Comm 101: third blog- thoughts on class


So I'm posting from my phone right now, hoping any horrible spelling errors are caught by the iPhone. I had a few thoughts as class wrapped up today. As a Comm student, I often find myself wanting to say much more than time allows for in class. This is especially true in a class where I am technically not a student. So, for those of you who are left with a comment sitting on the tip of your tongue as class ends, a blog post might be a great way to formulate and remember that idea.

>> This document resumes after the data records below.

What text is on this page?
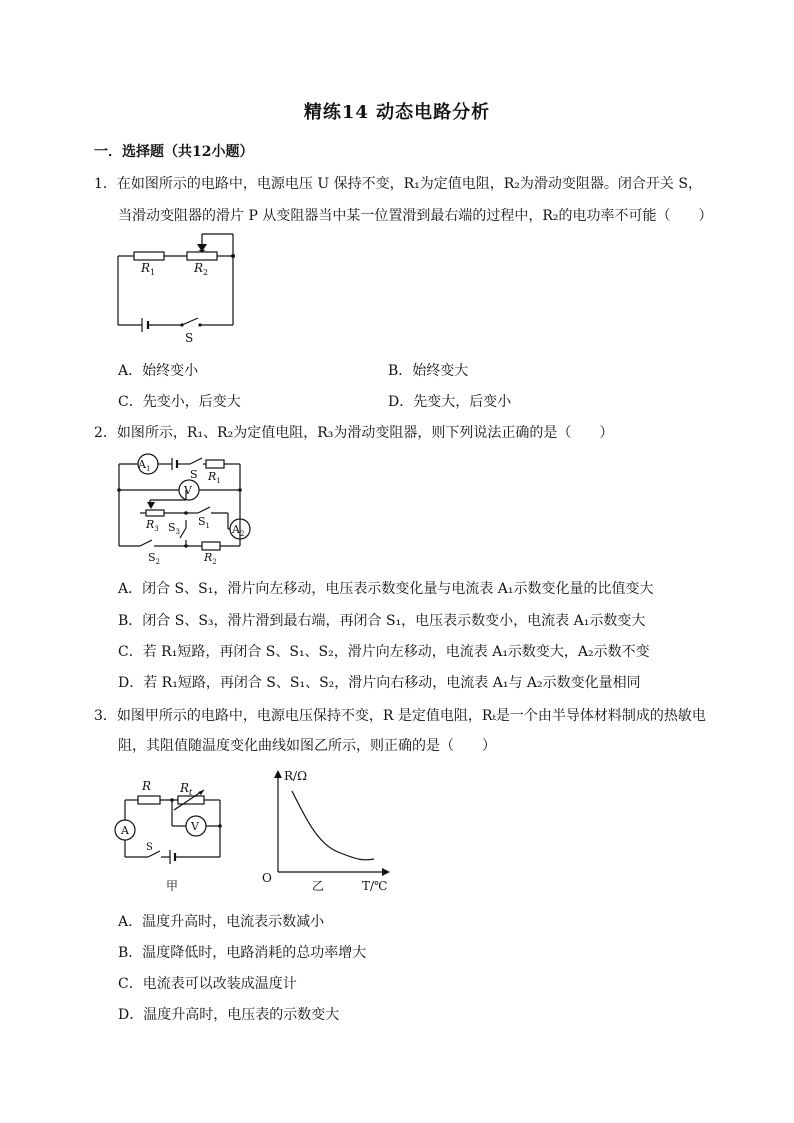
精练14 动态电路分析
一．选择题（共12小题）
1．在如图所示的电路中，电源电压 U 保持不变，R₁为定值电阻，R₂为滑动变阻器。闭合开关 S，
当滑动变阻器的滑片 P 从变阻器当中某一位置滑到最右端的过程中，R₂的电功率不可能（　　）
$R_1$	$R_2$
S
A．始终变小	B．始终变大
C．先变小，后变大	D．先变大，后变小
2．如图所示，R₁、R₂为定值电阻，R₃为滑动变阻器，则下列说法正确的是（　　）
$A_1$	S $R_1$
V
$R_3$ $S_3$
$S_1$ $A_2$
$S_2$	$R_2$
A．闭合 S、S₁，滑片向左移动，电压表示数变化量与电流表 A₁示数变化量的比值变大
B．闭合 S、S₃，滑片滑到最右端，再闭合 S₁，电压表示数变小，电流表 A₁示数变大
C．若 R₁短路，再闭合 S、S₁、S₂，滑片向左移动，电流表 A₁示数变大，A₂示数不变
D．若 R₁短路，再闭合 S、S₁、S₂，滑片向右移动，电流表 A₁与 A₂示数变化量相同
3．如图甲所示的电路中，电源电压保持不变，R 是定值电阻，Rₜ是一个由半导体材料制成的热敏电
阻，其阻值随温度变化曲线如图乙所示，则正确的是（　　）
A	V
R $R_t$
S
甲
R/Ω
O
乙	T/℃
A．温度升高时，电流表示数减小
B．温度降低时，电路消耗的总功率增大
C．电流表可以改装成温度计
D．温度升高时，电压表的示数变大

What is sticking with me is something about communication being constitutive. I grew up as the generation just before most of you, so phrases like "that's retarded" or "that's gay" were and still are common place. I can't make excuses for the thousands of times I have uttered these words, including to some of my friends who are gay, or have a learning disability. But as I struggle against the past 15 + years of this language being common place for me, what helps me to eradicate such language is knowing that by allowing those phrases to cross my lips (or the lips of friends and family) I am continuing to uphold the idea that being gay or differently abled is somehow stupid or makes a person less of a citizen of our global community. I hope that soon, I won't even have to think about this, and my brain will have learned a different way to communicate my displeasure with a situation. However, if you hear me or anyone else for that matter, please gently remind us that our words are not only constructing violence, but they are actually violent.


Oppressive language does more than represent violence; it is violence; does more than represent the limits of knowledge; it limits knowledge.